Pure and Applied Geophysics

, Volume 173, Issue 6, pp 2073–2085 | Cite as

Self-Constrained Euler Deconvolution Using Potential Field Data of Different Altitudes

Article

Abstract

Euler deconvolution has been developed as almost the most common tool in potential field data semi-automatic interpretation. The structural index (SI) is a main determining factor of the quality of depth estimation. In this paper, we first present an improved Euler deconvolution method to eliminate the influence of SI using potential field data of different altitudes. The different altitudes data can be obtained by the upward continuation or can be directly obtained by the airborne measurement realization. Euler deconvolution at different altitudes of a certain range has very similar calculation equation. Therefore, the ratio of Euler equations of two different altitudes can be calculated to discard the SI. Thus, the depth and location of geologic source can be directly calculated using the improved Euler deconvolution without any prior information. Particularly, the noise influence can be decreased using the upward continuation of different altitudes. The new method is called self-constrained Euler deconvolution (SED). Subsequently, based on the SED algorithm, we deduce the full tensor gradient (FTG) calculation form of the new improved method. As we all know, using multi-components data of FTG have added advantages in data interpretation. The FTG form is composed by x-, y- and z-directional components. Due to the using more components, the FTG form can get more accurate results and more information in detail. The proposed modification method is tested using different synthetic models, and the satisfactory results are obtained. Finally, we applied the new approach to Bishop model magnetic data and real gravity data.
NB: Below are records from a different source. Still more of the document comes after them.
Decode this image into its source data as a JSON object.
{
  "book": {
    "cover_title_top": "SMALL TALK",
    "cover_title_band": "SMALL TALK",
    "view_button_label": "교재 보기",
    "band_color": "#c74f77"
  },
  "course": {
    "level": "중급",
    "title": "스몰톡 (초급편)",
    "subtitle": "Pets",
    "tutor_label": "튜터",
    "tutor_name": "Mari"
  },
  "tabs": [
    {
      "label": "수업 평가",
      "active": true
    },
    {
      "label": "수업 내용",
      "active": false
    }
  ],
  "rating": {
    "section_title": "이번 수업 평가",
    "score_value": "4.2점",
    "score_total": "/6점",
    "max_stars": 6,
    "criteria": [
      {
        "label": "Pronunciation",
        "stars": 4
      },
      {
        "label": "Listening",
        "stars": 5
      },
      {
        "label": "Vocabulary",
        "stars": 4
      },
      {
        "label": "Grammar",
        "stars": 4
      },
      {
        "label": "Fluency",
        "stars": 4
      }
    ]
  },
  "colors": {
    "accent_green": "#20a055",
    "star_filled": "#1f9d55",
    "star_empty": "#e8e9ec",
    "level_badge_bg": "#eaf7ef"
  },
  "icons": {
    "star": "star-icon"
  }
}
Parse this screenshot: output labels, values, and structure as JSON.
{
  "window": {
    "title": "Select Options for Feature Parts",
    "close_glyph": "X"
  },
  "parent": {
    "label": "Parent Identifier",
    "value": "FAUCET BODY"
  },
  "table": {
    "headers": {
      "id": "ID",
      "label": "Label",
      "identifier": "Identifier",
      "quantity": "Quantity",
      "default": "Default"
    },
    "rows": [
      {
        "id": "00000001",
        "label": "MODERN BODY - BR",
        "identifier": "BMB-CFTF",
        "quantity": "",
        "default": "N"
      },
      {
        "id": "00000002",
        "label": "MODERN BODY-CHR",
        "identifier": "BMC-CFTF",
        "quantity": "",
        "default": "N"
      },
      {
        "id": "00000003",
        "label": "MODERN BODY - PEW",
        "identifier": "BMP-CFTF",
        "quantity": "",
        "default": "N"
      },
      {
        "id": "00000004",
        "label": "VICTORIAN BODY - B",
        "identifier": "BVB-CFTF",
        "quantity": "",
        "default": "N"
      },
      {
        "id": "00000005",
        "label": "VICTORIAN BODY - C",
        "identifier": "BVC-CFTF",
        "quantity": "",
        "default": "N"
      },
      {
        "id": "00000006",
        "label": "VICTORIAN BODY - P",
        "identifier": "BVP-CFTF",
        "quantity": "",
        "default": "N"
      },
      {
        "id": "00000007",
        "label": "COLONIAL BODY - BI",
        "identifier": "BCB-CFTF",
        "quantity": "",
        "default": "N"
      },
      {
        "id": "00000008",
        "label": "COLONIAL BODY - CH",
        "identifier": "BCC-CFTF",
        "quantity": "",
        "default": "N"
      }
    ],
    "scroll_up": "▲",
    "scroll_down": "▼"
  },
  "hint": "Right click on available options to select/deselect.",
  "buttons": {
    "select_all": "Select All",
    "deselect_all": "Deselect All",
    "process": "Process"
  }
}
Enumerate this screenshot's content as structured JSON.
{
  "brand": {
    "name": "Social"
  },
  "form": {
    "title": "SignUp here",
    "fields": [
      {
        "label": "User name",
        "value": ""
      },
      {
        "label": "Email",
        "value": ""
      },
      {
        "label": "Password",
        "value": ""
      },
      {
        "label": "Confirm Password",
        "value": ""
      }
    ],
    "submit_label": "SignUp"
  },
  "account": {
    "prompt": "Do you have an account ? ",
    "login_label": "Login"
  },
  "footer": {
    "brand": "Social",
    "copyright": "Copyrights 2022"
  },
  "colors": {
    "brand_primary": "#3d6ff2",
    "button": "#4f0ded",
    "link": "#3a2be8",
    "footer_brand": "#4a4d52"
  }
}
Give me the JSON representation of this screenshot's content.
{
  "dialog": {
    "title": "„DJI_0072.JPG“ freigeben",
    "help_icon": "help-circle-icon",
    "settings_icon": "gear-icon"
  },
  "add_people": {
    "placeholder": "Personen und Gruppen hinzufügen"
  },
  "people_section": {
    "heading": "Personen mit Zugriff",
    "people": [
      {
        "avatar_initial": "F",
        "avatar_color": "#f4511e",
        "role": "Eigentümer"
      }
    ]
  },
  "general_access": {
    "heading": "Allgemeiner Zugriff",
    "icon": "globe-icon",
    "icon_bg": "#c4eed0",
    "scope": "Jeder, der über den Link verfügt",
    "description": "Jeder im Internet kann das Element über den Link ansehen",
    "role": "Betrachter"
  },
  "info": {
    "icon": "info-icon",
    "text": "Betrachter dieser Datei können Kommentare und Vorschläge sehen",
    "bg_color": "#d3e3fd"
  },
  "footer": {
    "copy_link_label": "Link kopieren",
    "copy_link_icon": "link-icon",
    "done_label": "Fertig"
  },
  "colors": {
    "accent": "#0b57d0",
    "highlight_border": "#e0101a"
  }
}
All the results demonstrate that the new approach is utility tool to interpret the potential field and full tensor gradient data.

Keywords

Euler deconvolution Gravity data Magnetic data Full tensor gradient 

Notes

Acknowledgments

The authors would like to thank two anonymous reviewers for their valuable and constructive comments and suggestions that improved this work. This research was partly supported by the Fundamental Research Funds for the Central Universities (Grant Nos. lzujbky-2015-65 and lzujbky-2014-133) and the National Natural Science Foundation of China (Grant Nos. 41172163 and 41371033).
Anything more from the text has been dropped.